The girl beside me is laughing and crying at the same time, as she tells a story about our boy to the group that stands around us in a wobbly semi-circle. One time, Charlie got her and her friend wasted on expensive tequila and even more expensive cocaine, then took them on a high ride through some back-ass swamp road. They woke up two days later in the same king-sized bed in a hotel room in Mississippi.
“It was the scariest fucking experience of my life,” she says. “But I'd do it again in a heartbeat.”
She's not talking to me, but I can't help the forlorn smile her words coax from me. I know the story's true because I was there. He bought the coke from her. The hotel had been in a casino, and the casino had been in Biloxi. Tastefully, she has left me out of her narrative, but the images of bouncing headlights cutting through crushing vegetation flash through my mind's eye.
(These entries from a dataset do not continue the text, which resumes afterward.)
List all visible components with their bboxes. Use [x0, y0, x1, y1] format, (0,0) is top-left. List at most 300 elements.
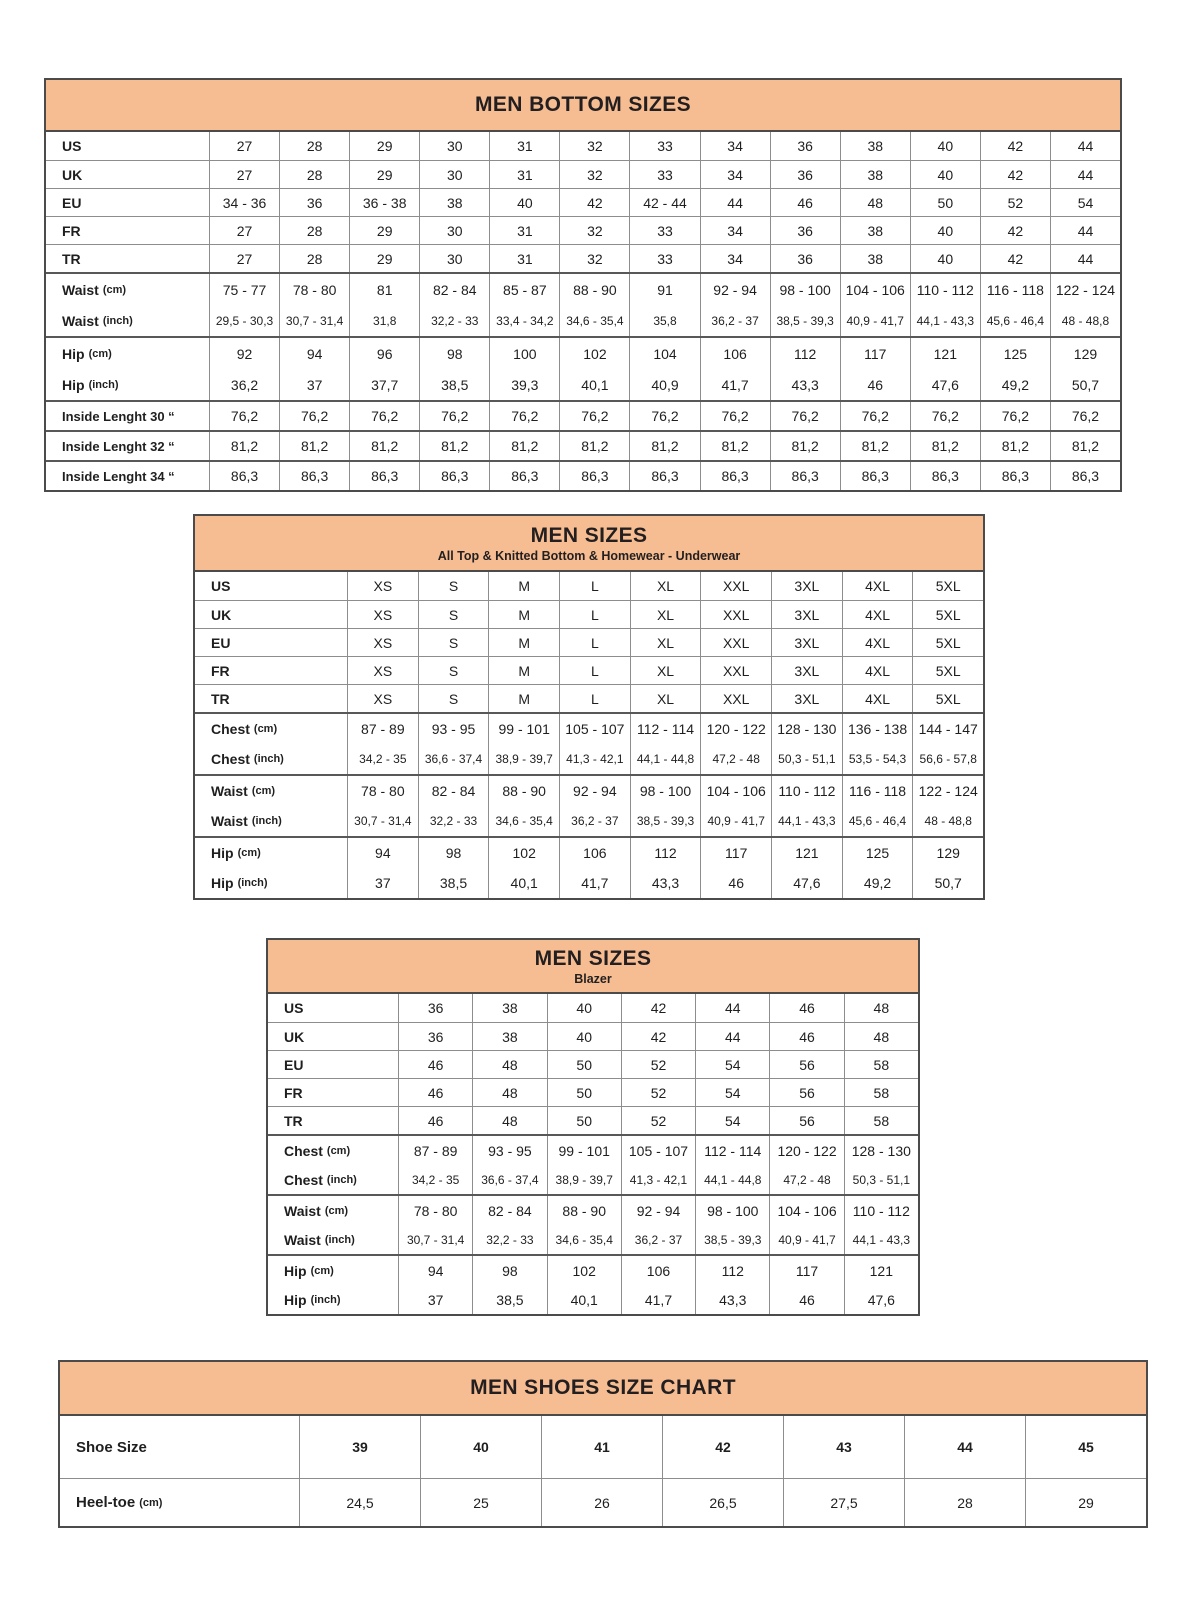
row-label-line [211, 714, 347, 744]
row-label [46, 245, 209, 272]
size-cell-value: 41,3 - 42,1 [566, 752, 624, 766]
size-cell: 52 [621, 1051, 695, 1078]
size-cell [559, 274, 629, 336]
size-cell-value: 41,7 [721, 376, 749, 393]
size-cell: 76,2 [980, 402, 1050, 430]
size-cell [621, 1136, 695, 1194]
size-cell: XS [347, 572, 418, 600]
size-cell [489, 274, 559, 336]
size-cell: XS [347, 629, 418, 656]
size-cell: 27 [209, 245, 279, 272]
size-cell [418, 838, 489, 898]
size-cell: 76,2 [629, 402, 699, 430]
size-cell [279, 338, 349, 400]
table-header [46, 80, 1120, 132]
size-cell: 43 [783, 1416, 904, 1478]
size-cell: 33 [629, 217, 699, 244]
size-cell-value: 40,1 [510, 875, 538, 891]
size-cell [700, 838, 771, 898]
row-label-line [284, 1256, 398, 1285]
size-cell: 32 [559, 217, 629, 244]
size-cell: 46 [398, 1107, 472, 1134]
size-cell [209, 338, 279, 400]
size-cell-value: 47,6 [931, 376, 959, 393]
size-cell [418, 714, 489, 774]
size-cell [547, 1136, 621, 1194]
size-cell-value: 36,6 - 37,4 [424, 752, 483, 766]
size-cell-value: 100 [513, 345, 537, 362]
size-cell [910, 274, 980, 336]
size-cell-value: 39,3 [511, 376, 539, 393]
row-label-line [62, 338, 209, 369]
row-label [268, 1023, 398, 1050]
size-cell-value: 46 [867, 376, 884, 393]
size-cell-value: 105 - 107 [565, 721, 625, 737]
row-label-line [284, 1225, 398, 1254]
size-cell: 36 [398, 994, 472, 1022]
size-cell: 36 [770, 245, 840, 272]
row-label [46, 338, 209, 400]
size-cell [770, 274, 840, 336]
table-row [268, 1050, 918, 1078]
size-cell: 81,2 [700, 432, 770, 460]
size-cell-value: 36,2 - 37 [634, 1232, 683, 1247]
size-cell: 24,5 [299, 1479, 420, 1526]
size-cell: 50 [547, 1051, 621, 1078]
size-cell-value: 120 - 122 [706, 721, 766, 737]
size-cell: 40 [547, 1023, 621, 1050]
size-cell: 36 [770, 132, 840, 160]
size-cell [771, 838, 842, 898]
size-cell [472, 1256, 546, 1314]
table-title: MEN BOTTOM SIZES [474, 93, 692, 116]
size-cell-value: 41,7 [644, 1291, 673, 1308]
row-label-line [211, 744, 347, 774]
row-label-text: EU [211, 634, 231, 651]
size-cell [398, 1196, 472, 1254]
size-cell-value: 102 [512, 845, 536, 861]
size-cell-value: 47,6 [867, 1291, 895, 1308]
size-cell [630, 838, 701, 898]
size-cell-value: 78 - 80 [292, 281, 337, 298]
table-header [60, 1362, 1146, 1416]
size-cell-value: 96 [376, 345, 393, 362]
table-row [268, 1134, 918, 1194]
size-cell: 40 [489, 189, 559, 216]
size-cell-value: 33,4 - 34,2 [496, 313, 554, 328]
row-label-line [211, 776, 347, 806]
size-cell-value: 121 [869, 1262, 893, 1279]
row-label [46, 402, 209, 430]
size-cell: 34 [700, 161, 770, 188]
size-cell: 58 [844, 1051, 918, 1078]
size-cell-value: 29,5 - 30,3 [215, 313, 274, 328]
size-cell-value: 99 - 101 [558, 1142, 610, 1159]
size-cell-value: 82 - 84 [488, 1202, 532, 1219]
men-bottom-sizes-table [44, 78, 1122, 492]
size-cell-value: 106 [723, 345, 747, 362]
size-cell: 34 [700, 245, 770, 272]
size-cell: XL [630, 601, 701, 628]
size-cell: 81,2 [559, 432, 629, 460]
size-cell: 40 [547, 994, 621, 1022]
size-cell [347, 838, 418, 898]
size-cell-value: 44,1 - 43,3 [916, 313, 974, 328]
size-cell: 33 [629, 245, 699, 272]
size-cell-value: 44,1 - 44,8 [636, 752, 695, 766]
size-cell-value: 48 - 48,8 [924, 814, 972, 828]
size-cell: 31 [489, 217, 559, 244]
size-cell-value: 129 [936, 845, 960, 861]
size-cell: 54 [695, 1051, 769, 1078]
size-cell-value: 38,5 - 39,3 [704, 1232, 762, 1247]
size-cell-value: 45,6 - 46,4 [986, 313, 1045, 328]
size-cell: S [418, 629, 489, 656]
size-cell [547, 1196, 621, 1254]
size-cell: 50 [547, 1107, 621, 1134]
size-cell: 54 [695, 1107, 769, 1134]
size-cell: 42 [621, 994, 695, 1022]
size-cell: 86,3 [840, 462, 910, 490]
size-cell [840, 274, 910, 336]
size-cell: 27,5 [783, 1479, 904, 1526]
table-body [60, 1416, 1146, 1526]
size-cell [630, 714, 701, 774]
size-cell: 40 [910, 132, 980, 160]
size-cell-value: 36,2 - 37 [571, 814, 619, 828]
size-cell-value: 78 - 80 [361, 783, 405, 799]
size-cell: 86,3 [629, 462, 699, 490]
table-header [195, 516, 983, 572]
size-cell: 52 [621, 1107, 695, 1134]
size-cell [769, 1256, 843, 1314]
size-cell: 42 [980, 132, 1050, 160]
size-cell [771, 776, 842, 836]
size-cell-value: 128 - 130 [851, 1142, 911, 1159]
row-label-text: Hip [211, 845, 234, 861]
size-cell-value: 49,2 [1001, 376, 1030, 393]
size-cell [547, 1256, 621, 1314]
size-cell-value: 98 [446, 345, 463, 362]
row-label-text: Inside Lenght 30 “ [62, 408, 175, 424]
size-cell-value: 49,2 [863, 875, 892, 891]
row-label [195, 657, 347, 684]
size-cell: 5XL [912, 601, 983, 628]
size-cell: 31 [489, 161, 559, 188]
size-cell: 38 [840, 217, 910, 244]
table-row [46, 160, 1120, 188]
size-cell-value: 38,5 - 39,3 [636, 814, 695, 828]
size-cell: 81,2 [1050, 432, 1120, 460]
size-cell: 81,2 [279, 432, 349, 460]
size-cell [980, 338, 1050, 400]
size-cell-value: 122 - 124 [1055, 281, 1116, 298]
size-cell: L [559, 601, 630, 628]
row-label [268, 1079, 398, 1106]
size-cell [695, 1196, 769, 1254]
size-cell [842, 776, 913, 836]
size-cell-value: 41,7 [581, 875, 609, 891]
size-cell: 86,3 [910, 462, 980, 490]
row-label-text: Chest [211, 721, 250, 737]
table-row [46, 188, 1120, 216]
size-cell-value: 35,8 [653, 313, 677, 328]
size-cell: 40 [420, 1416, 541, 1478]
table-row [46, 244, 1120, 272]
size-cell-value: 98 - 100 [707, 1202, 759, 1219]
size-cell-value: 56,6 - 57,8 [919, 752, 977, 766]
size-cell: 48 [472, 1107, 546, 1134]
row-label-text: Inside Lenght 34 “ [62, 468, 175, 484]
size-cell: 54 [695, 1079, 769, 1106]
row-label [195, 776, 347, 836]
row-label-line [211, 838, 347, 868]
size-cell [770, 338, 840, 400]
size-cell: 4XL [842, 601, 913, 628]
size-cell: 38 [840, 132, 910, 160]
size-cell [700, 776, 771, 836]
row-label [268, 1051, 398, 1078]
size-cell: 44 [904, 1416, 1025, 1478]
size-cell [398, 1256, 472, 1314]
size-cell: 4XL [842, 657, 913, 684]
size-cell: 48 [472, 1079, 546, 1106]
size-cell: 31 [489, 132, 559, 160]
size-cell-value: 102 [572, 1262, 596, 1279]
row-label-line [284, 1165, 398, 1194]
size-cell [842, 838, 913, 898]
size-cell: 3XL [771, 685, 842, 712]
size-cell-value: 112 [794, 345, 817, 362]
size-cell-value: 40,1 [581, 376, 609, 393]
row-label-text: US [211, 578, 231, 594]
size-cell-value: 38,5 [441, 376, 469, 393]
size-cell: 50 [910, 189, 980, 216]
row-label [195, 572, 347, 600]
row-label-text: TR [284, 1112, 303, 1129]
size-cell: 3XL [771, 629, 842, 656]
row-label [60, 1416, 299, 1478]
size-cell: 52 [621, 1079, 695, 1106]
table-title: MEN SIZES [534, 946, 652, 970]
row-label-line [62, 369, 209, 400]
size-cell: XL [630, 657, 701, 684]
row-label-unit: (inch) [324, 1233, 355, 1246]
size-cell-value: 44,1 - 44,8 [704, 1172, 762, 1187]
size-cell: L [559, 657, 630, 684]
size-cell: 48 [844, 994, 918, 1022]
table-title: MEN SHOES SIZE CHART [470, 1376, 736, 1399]
size-cell-value: 88 - 90 [573, 281, 617, 298]
size-cell: 27 [209, 161, 279, 188]
row-label-unit: (inch) [102, 314, 133, 327]
size-cell: 29 [349, 245, 419, 272]
row-label [46, 189, 209, 216]
size-cell-value: 87 - 89 [361, 721, 405, 737]
row-label [195, 685, 347, 712]
size-cell-value: 38,9 - 39,7 [495, 752, 553, 766]
size-cell: L [559, 629, 630, 656]
size-cell-value: 32,2 - 33 [486, 1232, 534, 1247]
size-cell: XXL [700, 657, 771, 684]
size-cell: S [418, 657, 489, 684]
size-cell: 45 [1025, 1416, 1146, 1478]
size-cell: 81,2 [980, 432, 1050, 460]
size-cell: 32 [559, 161, 629, 188]
size-cell: 40 [910, 245, 980, 272]
size-cell: 86,3 [419, 462, 489, 490]
size-cell: 86,3 [1050, 462, 1120, 490]
size-cell-value: 117 [725, 845, 748, 861]
size-cell: 42 [559, 189, 629, 216]
size-cell: 46 [398, 1079, 472, 1106]
size-cell: 28 [279, 245, 349, 272]
row-label-text: Chest [284, 1171, 323, 1188]
size-cell: 26,5 [662, 1479, 783, 1526]
size-cell-value: 120 - 122 [777, 1142, 837, 1159]
row-label-text: Hip [62, 345, 85, 362]
size-cell: 46 [769, 994, 843, 1022]
row-label-line [211, 868, 347, 898]
size-cell: S [418, 601, 489, 628]
size-cell: 41 [541, 1416, 662, 1478]
size-cell-value: 37 [427, 1291, 444, 1308]
size-cell-value: 38,5 [439, 875, 468, 891]
size-cell: 48 [844, 1023, 918, 1050]
table-row [46, 460, 1120, 490]
size-cell-value: 110 - 112 [778, 783, 836, 799]
size-cell-value: 38,9 - 39,7 [555, 1172, 613, 1187]
row-label-text: US [62, 138, 82, 154]
size-cell: 81,2 [419, 432, 489, 460]
size-cell-value: 43,3 [791, 376, 819, 393]
row-label-unit: (cm) [139, 1496, 163, 1509]
size-cell: 38 [472, 994, 546, 1022]
row-label-unit: (inch) [237, 877, 268, 889]
size-cell: 39 [299, 1416, 420, 1478]
size-cell-value: 53,5 - 54,3 [848, 752, 907, 766]
size-cell-value: 98 - 100 [779, 281, 831, 298]
table-body [46, 132, 1120, 490]
size-cell-value: 117 [864, 345, 887, 362]
row-label-unit: (inch) [253, 753, 284, 765]
table-row [46, 132, 1120, 160]
size-cell: M [488, 601, 559, 628]
size-cell [769, 1196, 843, 1254]
size-cell-value: 32,2 - 33 [431, 313, 479, 328]
size-cell-value: 47,2 - 48 [783, 1172, 831, 1187]
size-cell: 86,3 [209, 462, 279, 490]
row-label-text: TR [211, 690, 230, 707]
size-cell-value: 81 [376, 281, 393, 298]
size-cell [980, 274, 1050, 336]
size-cell-value: 40,9 [651, 376, 679, 393]
size-cell: 3XL [771, 601, 842, 628]
size-cell: 86,3 [700, 462, 770, 490]
size-cell [398, 1136, 472, 1194]
row-label-unit: (inch) [326, 1173, 357, 1186]
size-cell: 58 [844, 1079, 918, 1106]
size-cell-value: 92 - 94 [713, 281, 757, 298]
size-cell: 58 [844, 1107, 918, 1134]
size-cell-value: 93 - 95 [431, 721, 476, 737]
row-label [268, 1136, 398, 1194]
size-cell: M [488, 629, 559, 656]
size-cell: 30 [419, 161, 489, 188]
size-cell [910, 338, 980, 400]
row-label-text: Chest [211, 751, 250, 767]
size-cell [347, 714, 418, 774]
size-cell: 86,3 [559, 462, 629, 490]
size-cell-value: 36,2 - 37 [711, 313, 759, 328]
size-cell: 54 [1050, 189, 1120, 216]
size-cell: 4XL [842, 572, 913, 600]
row-label-line [284, 1285, 398, 1314]
size-cell: 29 [349, 161, 419, 188]
size-cell-value: 105 - 107 [628, 1142, 689, 1159]
row-label-line [211, 806, 347, 836]
size-cell-value: 87 - 89 [413, 1142, 458, 1159]
size-cell: XXL [700, 601, 771, 628]
size-cell-value: 98 [502, 1262, 518, 1279]
size-cell-value: 106 [583, 845, 607, 861]
size-cell-value: 92 - 94 [636, 1202, 681, 1219]
size-cell-value: 37 [306, 376, 323, 393]
row-label [268, 994, 398, 1022]
size-cell-value: 112 - 114 [636, 721, 695, 737]
row-label-line [284, 1136, 398, 1165]
table-subtitle: All Top & Knitted Bottom & Homewear - Underwear [437, 548, 741, 563]
size-cell [559, 776, 630, 836]
table-body [195, 572, 983, 898]
size-cell: 28 [904, 1479, 1025, 1526]
size-cell [695, 1256, 769, 1314]
row-label-text: FR [284, 1084, 303, 1101]
size-cell-value: 104 - 106 [706, 783, 766, 799]
size-cell-value: 122 - 124 [918, 783, 978, 799]
row-label-text: Inside Lenght 32 “ [62, 438, 175, 454]
table-row [268, 1254, 918, 1314]
row-label-text: Waist [284, 1231, 321, 1248]
table-row [268, 1078, 918, 1106]
size-cell: 44 [1050, 132, 1120, 160]
men-sizes-blazer-table [266, 938, 920, 1316]
size-cell-value: 110 - 112 [852, 1202, 910, 1219]
table-row [195, 600, 983, 628]
size-cell [472, 1196, 546, 1254]
size-cell: M [488, 685, 559, 712]
size-cell-value: 36,6 - 37,4 [481, 1172, 539, 1187]
row-label-text: UK [62, 166, 83, 183]
table-row [46, 336, 1120, 400]
size-cell-value: 98 - 100 [639, 783, 692, 799]
size-cell: S [418, 572, 489, 600]
size-cell [419, 274, 489, 336]
size-cell [209, 274, 279, 336]
row-label [46, 132, 209, 160]
table-row [46, 400, 1120, 430]
size-cell: 38 [840, 161, 910, 188]
size-cell: 27 [209, 132, 279, 160]
size-cell [489, 338, 559, 400]
row-label-text: UK [284, 1028, 305, 1045]
size-cell-value: 47,6 [793, 875, 821, 891]
size-cell: 46 [398, 1051, 472, 1078]
size-cell-value: 31,8 [373, 313, 397, 328]
table-row [195, 712, 983, 774]
size-cell: 44 [1050, 245, 1120, 272]
size-cell: M [488, 657, 559, 684]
I can almost feel the bugs biting my sweaty skin as she and I fucked with reckless abandon against a moss-covered tree trunk. I hear phantom moans as Charlie fucked her friend in the back seat of the Caddy. Then she falls to tears.
My smile drops and the memories fade.
I'm forced back to the present. Watching the scenes play in this room is like bearing witness to some underground alliance coming to fruition. I see customers old and new, friends, suppliers of every sort of vice. It's startling, actually, the array of villains we've managed to attract. I see notorious faces that have previously turned away our better offers, based on some crude sense of loyalty and already-formed business arrangements. It seems some ethics are being redefined.
When Noah said they could double the weight of their distribution, I couldn't
grasp the larger picture that he saw. I'm starting to understand as the night wears on that they mean to take the city absolutely. I had no idea how many enemies the Reapers actually have. Everything is about to get bigger. And I know now what Jack meant. I'm the small fry, the inexperienced one.
The danger level is escalating as each player sizes up opportunity, as they assess the potential in working together under a new flag. This is the part of the night when everyone pays their respects. They make their rounds and they are civil, even if their thoughts are all business. There will be a point, soon I'd imagine, when the mourners will dwindle, and those who remain will be those who have decided it wise to hear what Maria has to say.
The ceiling fans are really just taunting me at this point. I see them spinning, but the air in here is not moving. The restaurant is a mass of sweat, alcohol, and pheromones. I can't escape the memories that return to the surface, so I try to let them run together until they are unrecognizable. I feel like I've been forced off the plank into a deadly undercurrent. It's either swim or get dragged down to a beautiful and tragic end.
I'm gasping for my last breath just as salvation arrives. Maria. Her presence soothes my suffocation. I attempt a stony facade, try to confront her as impersonally as she has done with me since that night. I try, but I know all she can see is me drowning.
She hands me what must be at least a double shot of brown liquid with a little lime wedge hooked onto the side of it. I can smell the liquor like a post-traumatic stress trigger. It's tequila, old stuff by the looks of it. The good stuff. This is our ritual, how fitting that we should perform it now.
I know she can see the fear in my eyes, because she smirks. She's already a little drunk, I can tell. With false valor, I take the shot from her and we cock our limes. Slowly, cruelly, she licks the back of her hand, holding my eyes the whole time. I follow, a slave to her command, just as she knew I would be. The salt on my skin is enough. Then we slam the shots.